Como sou um dos primeiros da turma a terminar as provas do dia, eu apenas pego minha mochila e me dirijo ao pátio para esperar a hora de ir lá fora pegar minha vaguinha no transporte escolar, ir para casa e revisar as matérias das provas de amanhã. Nesse meio tempo, meu plano é apenas apertar o play e ouvir todo o álbum novo da Selena Gomez, “Revival”, que tá bom pra cacete. Posso também comprar alguma coisa na cantina para comer e até dormir na cadeira. Ninguém virá me incomodar.

A não ser que Peter desça da sala e venha aplicar uma brincadeira pré-Halloween comigo.

É, melhor eu ficar acordado.

Enquanto ouço uma das faixas do álbum da Gomez, “Sober”, começo a pensar involuntariamente — como em todas as vezes em que isso acontece — em Shawn Hans. Desde que Charlotte Evans — SIM, EU DESCOBRI O SOBRENOME DA GAROTA QUE NINGUÉM LIGA E NEM SE IMPORTA — apareceu em sua vida, ele fica de chamego com ela pra cima e pra baixo a manhã inteira. Não que eu fique o seguindo para saber o que ele anda fazendo de tão importante a ponto de só me incomodar quando entramos na van… que isso, imagina, eu não sou Taylor Swift pra ficar me importando com os bofes, certo? Certo. Não vou mentir; prefiro mil vezes a época da vida em que ele só tinha a mim para atazanar o juízo. Pelo menos ele fazia isso comigo e eu sabia que tinha algum motivo oculto nessa história. Mas agora que ele está todo amiguinho da Boa Sorte, Charlie, ele só me quer quando ela não está lá.

Quase que eu falo “melhor você ir chamar a Charlie do cabelo bom”, mas, né, a Beyoncé ainda não lançou o Lemonade pra eu fazer essa referência.

Mal tenho tempo de focar nas músicas que ouço quando percebo uma movimentação no refeitório.

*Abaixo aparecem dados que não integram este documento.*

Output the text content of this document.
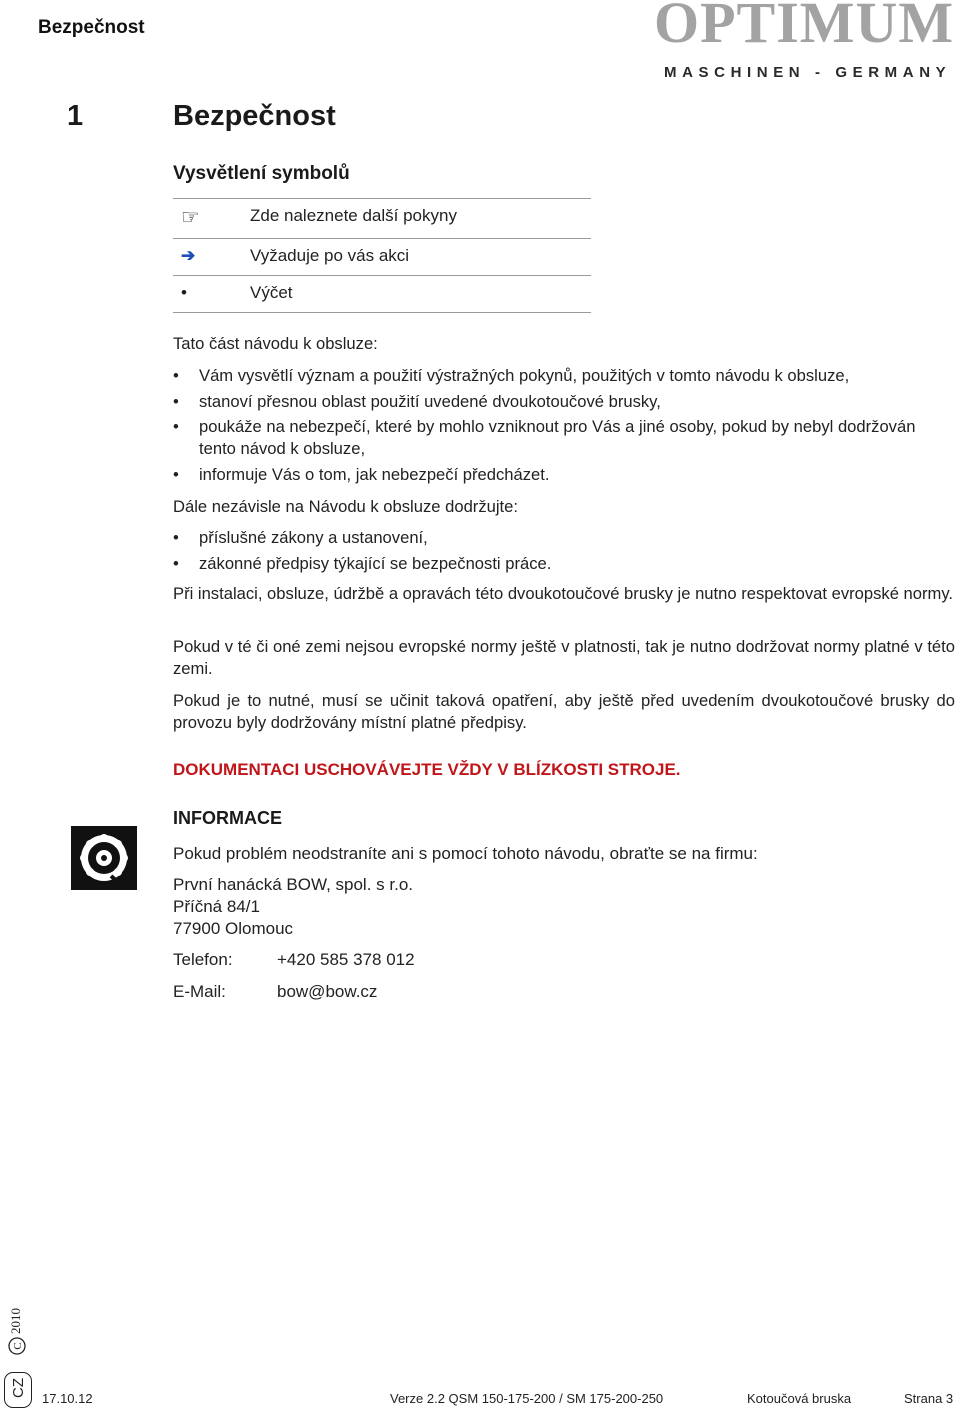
Bezpečnost	OPTIMUM
MASCHINEN - GERMANY
1	Bezpečnost
Vysvětlení symbolů
☞	Zde naleznete další pokyny
➔	Vyžaduje po vás akci
•	Výčet
Tato část návodu k obsluze:
• Vám vysvětlí význam a použití výstražných pokynů, použitých v tomto návodu k obsluze,
• stanoví přesnou oblast použití uvedené dvoukotoučové brusky,
• poukáže na nebezpečí, které by mohlo vzniknout pro Vás a jiné osoby, pokud by nebyl dodržován tento návod k obsluze,
• informuje Vás o tom, jak nebezpečí předcházet.
Dále nezávisle na Návodu k obsluze dodržujte:
• příslušné zákony a ustanovení,
• zákonné předpisy týkající se bezpečnosti práce.
Při instalaci, obsluze, údržbě a opravách této dvoukotoučové brusky je nutno respektovat evropské normy.
Pokud v té či oné zemi nejsou evropské normy ještě v platnosti, tak je nutno dodržovat normy platné v této zemi.
Pokud je to nutné, musí se učinit taková opatření, aby ještě před uvedením dvoukotoučové brusky do provozu byly dodržovány místní platné předpisy.
DOKUMENTACI USCHOVÁVEJTE VŽDY V BLÍZKOSTI STROJE.
INFORMACE
Pokud problém neodstraníte ani s pomocí tohoto návodu, obraťte se na firmu:
První hanácká BOW, spol. s r.o.
Příčná 84/1
77900 Olomouc
Telefon:	+420 585 378 012
E-Mail:	bow@bow.cz
C
2010
CZ
17.10.12	Verze 2.2 QSM 150-175-200 / SM 175-200-250	Kotoučová bruska	Strana 3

É, pelo jeito já tocou para os alunos que terminaram as provas até agora saírem das salas. Por um segundo eu me vanglorio porque saí antes de todo mundo. Mas no segundo seguinte eu lembro que o transporte já deve estar lá na entrada do colégio, pronto para me levar para casa.

E é por isso que saio correndo desesperadamente com a bolsa nas costas e os fones de ouvido pendurados no meu pescoço para fora daquela prisão legalizada. Felizmente, consigo entrar na van a tempo de pegar a primeira fileira da parte de trás da van — a única parte do veículo onde o ar condicionado bate e refresca direitinho — e só esperando pelo meu traseiro para sentar nele. É tão bom quando a gente consegue o que quer, não é mesmo? Dou aquela respirada de alívio quando encosto-me de vez no banco e jogo minha bolsa no estofado ao meu lado, já pensando nas próximas músicas que ouvirei ao longo dessa viagem de volta para casa.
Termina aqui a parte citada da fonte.